Of all the Fringe Worlds, Beaufort, perhaps, most despised Corporate Worlders. Beaufort's heavy gravity had not been kind to its colonizers, despite their selection for high pressure tolerance, yet there had been fierce competition for space on the colony ships. The rebels of the Corporate Worlds, those who could no longer tolerate their roles as cogs in the vast machines, had seen in Beaufort a world poor enough and distant enough to be secure from manipulation and control. They'd gone to Beaufort to escape, and many had died there-so many BuCol actually closed the planet to immigration for almost sixty years.

Fionna's parents and grandparents had spoken of those bitter years. The gene pool was small; the environment was harsh; and BuCol's Corporate World bureaucrats had not gone out of their way to help. Those six decades of isolation had produced the dialect the Innerworlders mocked-and left a burning hatred in the hearts of the people who spoke it.

But then the unsuspected pharmaceutical potential of the Beaufort doomwhale had rocked Terran medical science, and suddenly the Corporate Worlds and the Assembly were filled with concern for the colony they had ignored for so long. The Corporate World combines had moved in, and the Corporate World nightmare had come for the people of Beaufort once more.

Yet cold, hostile Beaufort had trained them well, and the planetary government moved quickly to regulate doomwhaling and exclude the Corporate Worlds, unmoved by threats of economic reprisal. There was little anyone could do which the Corporate Worlds hadn't already done, and, for the first time in over a century and a half, Corporate World plutocrats were forced to dance to the economic piping of a Fringe World.

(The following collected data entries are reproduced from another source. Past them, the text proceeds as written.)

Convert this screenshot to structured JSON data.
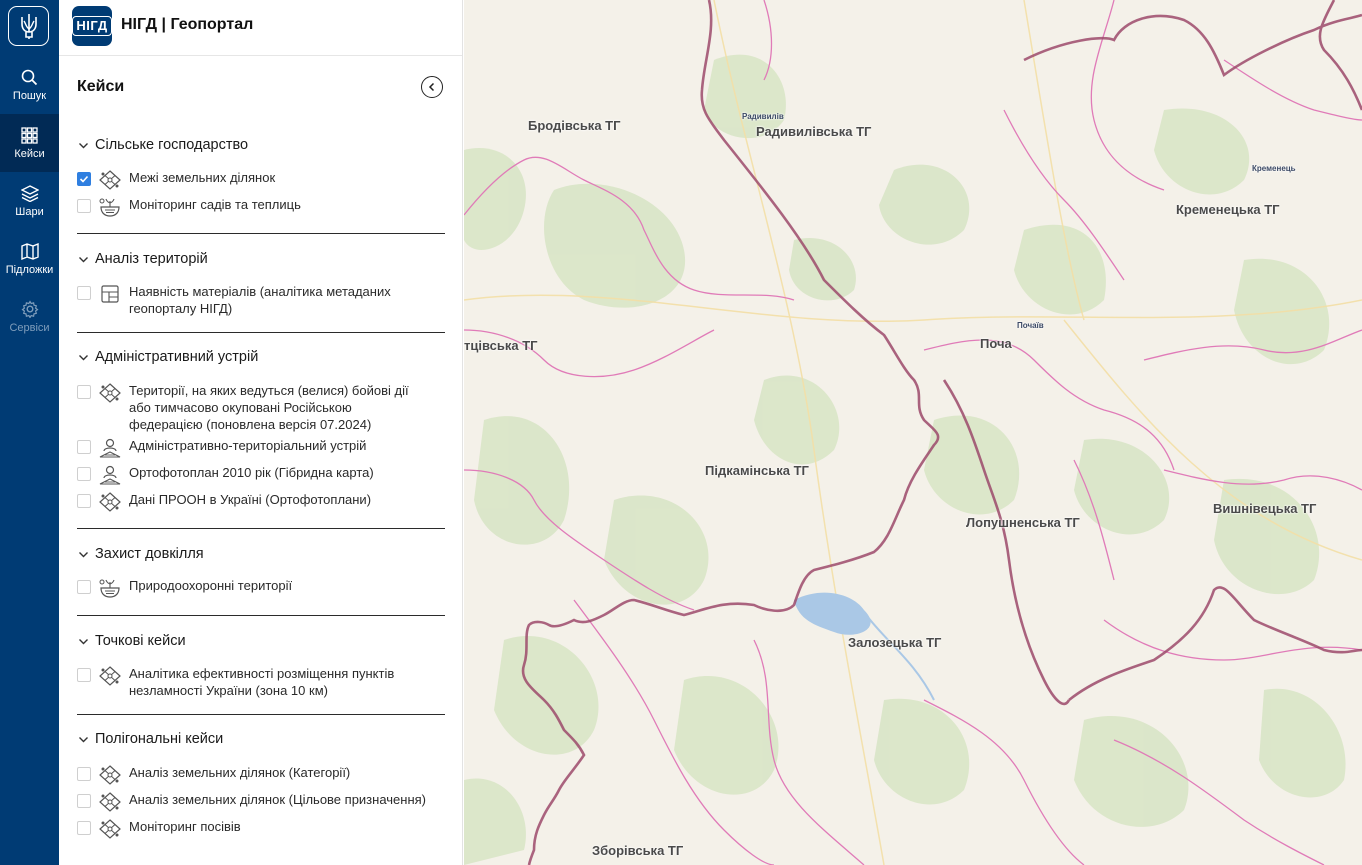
{
  "app": {
    "brand_logo_text": "НІГД",
    "brand_title": "НІГД | Геопортал"
  },
  "rail": {
    "items": [
      {
        "label": "Пошук",
        "icon": "search-icon"
      },
      {
        "label": "Кейси",
        "icon": "grid-icon"
      },
      {
        "label": "Шари",
        "icon": "layers-icon"
      },
      {
        "label": "Підложки",
        "icon": "map-icon"
      },
      {
        "label": "Сервіси",
        "icon": "gear-icon"
      }
    ],
    "active": "Кейси"
  },
  "panel": {
    "title": "Кейси",
    "sections": [
      {
        "title": "Сільське господарство",
        "items": [
          {
            "label": "Межі земельних ділянок",
            "checked": true,
            "icon": "parcel-icon"
          },
          {
            "label": "Моніторинг садів та теплиць",
            "checked": false,
            "icon": "greenhouse-icon"
          }
        ]
      },
      {
        "title": "Аналіз територій",
        "items": [
          {
            "label": "Наявність матеріалів (аналітика метаданих геопорталу НІГД)",
            "checked": false,
            "icon": "layout-icon"
          }
        ]
      },
      {
        "title": "Адміністративний устрій",
        "items": [
          {
            "label": "Території, на яких ведуться (велися) бойові дії або тимчасово окуповані Російською федерацією (поновлена версія 07.2024)",
            "checked": false,
            "icon": "parcel-icon"
          },
          {
            "label": "Адміністративно-територіальний устрій",
            "checked": false,
            "icon": "person-pin-icon"
          },
          {
            "label": "Ортофотоплан 2010 рік (Гібридна карта)",
            "checked": false,
            "icon": "person-pin-icon"
          },
          {
            "label": "Дані ПРООН в Україні (Ортофотоплани)",
            "checked": false,
            "icon": "parcel-icon"
          }
        ]
      },
      {
        "title": "Захист довкілля",
        "items": [
          {
            "label": "Природоохоронні території",
            "checked": false,
            "icon": "greenhouse-icon"
          }
        ]
      },
      {
        "title": "Точкові кейси",
        "items": [
          {
            "label": "Аналітика ефективності розміщення пунктів незламності України (зона 10 км)",
            "checked": false,
            "icon": "parcel-icon"
          }
        ]
      },
      {
        "title": "Полігональні кейси",
        "items": [
          {
            "label": "Аналіз земельних ділянок (Категорії)",
            "checked": false,
            "icon": "parcel-icon"
          },
          {
            "label": "Аналіз земельних ділянок (Цільове призначення)",
            "checked": false,
            "icon": "parcel-icon"
          },
          {
            "label": "Моніторинг посівів",
            "checked": false,
            "icon": "parcel-icon"
          }
        ]
      }
    ]
  },
  "map": {
    "labels": [
      "Бродівська ТГ",
      "Радивилівська ТГ",
      "Радивилів",
      "Кременецька ТГ",
      "Кременець",
      "тцівська ТГ",
      "Поча",
      "Почаїв",
      "Підкамінська ТГ",
      "Лопушненська ТГ",
      "Вишнівецька ТГ",
      "Залозецька ТГ",
      "Зборівська ТГ"
    ],
    "colors": {
      "background": "#f4f1e9",
      "forest": "#d6e3c4",
      "boundary_major": "#9c4a6b",
      "boundary_minor": "#e07bb8",
      "water": "#aac8e6"
    }
  }
}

They'd hated it, and it was Beaufort's successful resistance to their penetration which gave her delegation such prestige. Beaufort had proved the Corporate Worlds could be stopped; now it was time to prove they could be pushed back, and Fionna MacTaggart had dedicated her professional life to that goal. Yet there was only one of her, and she was tired . . . so very, very tired. Beyond each confrontation, another loomed, and she faced each a little more diminished, a little more weary.